Autumn Rose: Squashed stitch tension

The thing is, my stitches are always squashed.

That is to say, if I get the correct number of stitches per inch for the specified gauge, I will have too many rows per inch, and if I get the correct number of rows per inch, I will have too few stitches per inch. 

If a pattern instruction is to knit until the work measures a certain length then fine, my squashed stitches aren’t too much of a problem. But there are certain kinds of garment where row gauge is critical: namely, those that have raglan sleeves, are a Fair Isle pattern, or where the entire piece is charted and the chart dictates the finished length.  Autumn Rose ticks all of these boxes, which means I really need to get it right.

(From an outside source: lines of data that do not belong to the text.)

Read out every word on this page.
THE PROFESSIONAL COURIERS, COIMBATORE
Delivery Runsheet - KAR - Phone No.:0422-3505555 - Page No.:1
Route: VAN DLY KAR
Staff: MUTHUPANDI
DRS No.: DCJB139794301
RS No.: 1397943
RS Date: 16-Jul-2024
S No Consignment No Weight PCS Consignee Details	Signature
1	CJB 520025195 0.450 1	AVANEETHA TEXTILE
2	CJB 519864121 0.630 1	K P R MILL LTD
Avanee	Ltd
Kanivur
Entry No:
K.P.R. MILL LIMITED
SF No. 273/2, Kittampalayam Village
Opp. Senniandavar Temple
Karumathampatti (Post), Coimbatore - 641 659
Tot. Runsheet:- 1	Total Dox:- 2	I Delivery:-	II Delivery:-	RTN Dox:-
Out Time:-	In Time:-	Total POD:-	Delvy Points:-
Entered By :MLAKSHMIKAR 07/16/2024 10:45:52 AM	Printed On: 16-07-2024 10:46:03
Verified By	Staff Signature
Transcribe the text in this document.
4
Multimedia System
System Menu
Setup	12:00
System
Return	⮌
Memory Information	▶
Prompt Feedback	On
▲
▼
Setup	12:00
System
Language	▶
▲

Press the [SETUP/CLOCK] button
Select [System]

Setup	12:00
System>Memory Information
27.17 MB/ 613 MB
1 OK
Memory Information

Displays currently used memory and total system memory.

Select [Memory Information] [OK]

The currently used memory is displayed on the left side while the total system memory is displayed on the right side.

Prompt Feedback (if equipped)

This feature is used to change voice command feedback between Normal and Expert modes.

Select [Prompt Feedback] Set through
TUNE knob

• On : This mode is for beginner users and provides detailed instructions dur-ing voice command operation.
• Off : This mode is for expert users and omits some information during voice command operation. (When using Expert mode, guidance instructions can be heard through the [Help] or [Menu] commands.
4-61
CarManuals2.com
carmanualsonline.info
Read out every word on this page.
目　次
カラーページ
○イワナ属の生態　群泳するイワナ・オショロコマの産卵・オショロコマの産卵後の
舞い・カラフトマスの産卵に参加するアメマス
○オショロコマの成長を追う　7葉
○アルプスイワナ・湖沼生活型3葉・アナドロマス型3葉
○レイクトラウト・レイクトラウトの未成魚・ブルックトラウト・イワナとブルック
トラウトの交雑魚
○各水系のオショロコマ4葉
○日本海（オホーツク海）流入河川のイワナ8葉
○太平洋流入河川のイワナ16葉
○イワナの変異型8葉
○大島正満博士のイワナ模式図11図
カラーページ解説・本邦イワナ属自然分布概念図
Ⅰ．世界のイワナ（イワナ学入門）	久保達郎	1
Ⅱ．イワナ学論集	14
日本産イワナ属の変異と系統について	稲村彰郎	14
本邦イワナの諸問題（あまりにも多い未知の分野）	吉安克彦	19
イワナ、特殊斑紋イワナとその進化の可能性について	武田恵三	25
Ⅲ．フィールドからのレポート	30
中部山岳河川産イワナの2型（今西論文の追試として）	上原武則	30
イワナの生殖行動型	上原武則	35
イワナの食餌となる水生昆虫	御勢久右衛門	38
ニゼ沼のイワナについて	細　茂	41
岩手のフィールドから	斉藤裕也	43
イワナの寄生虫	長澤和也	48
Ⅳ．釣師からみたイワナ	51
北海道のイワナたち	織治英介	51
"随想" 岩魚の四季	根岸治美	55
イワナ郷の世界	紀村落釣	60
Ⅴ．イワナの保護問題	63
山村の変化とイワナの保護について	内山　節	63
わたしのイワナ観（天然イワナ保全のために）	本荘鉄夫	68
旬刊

I could get away with recalculating the number of rows needed from the waist to the armpit, but from there on up I would be completely buggered, as the raglan sleeve shaping would be much too short, and the consequent lack of blood to my arms would not be nice…

Eunny Jang recommends swatching to the row gauge; getting the stitch gauge right by spreading the stitches on the needle while knitting, and by blocking. The gauge for this pattern is 30 stitches and 32 rows over 4″ using 2.75mm needles. My swatch with that needle size came out at 30 stitches and 36 rows over 4″. I’m going to try again with larger needles (and some of the other colours as I’m a bit worried I’m going to use up my main colours with all the swatching!)


As for actual knitting today, it’s been minimal which, given all of the above, is definitely a good thing. I cast on the first Autumn Rose sleeve, which I will now have to frog and re-start once I get the row gauge sussed.

I’m back to work tomorrow, which means handbag-sized projects only, as I do most of my knitting on the train.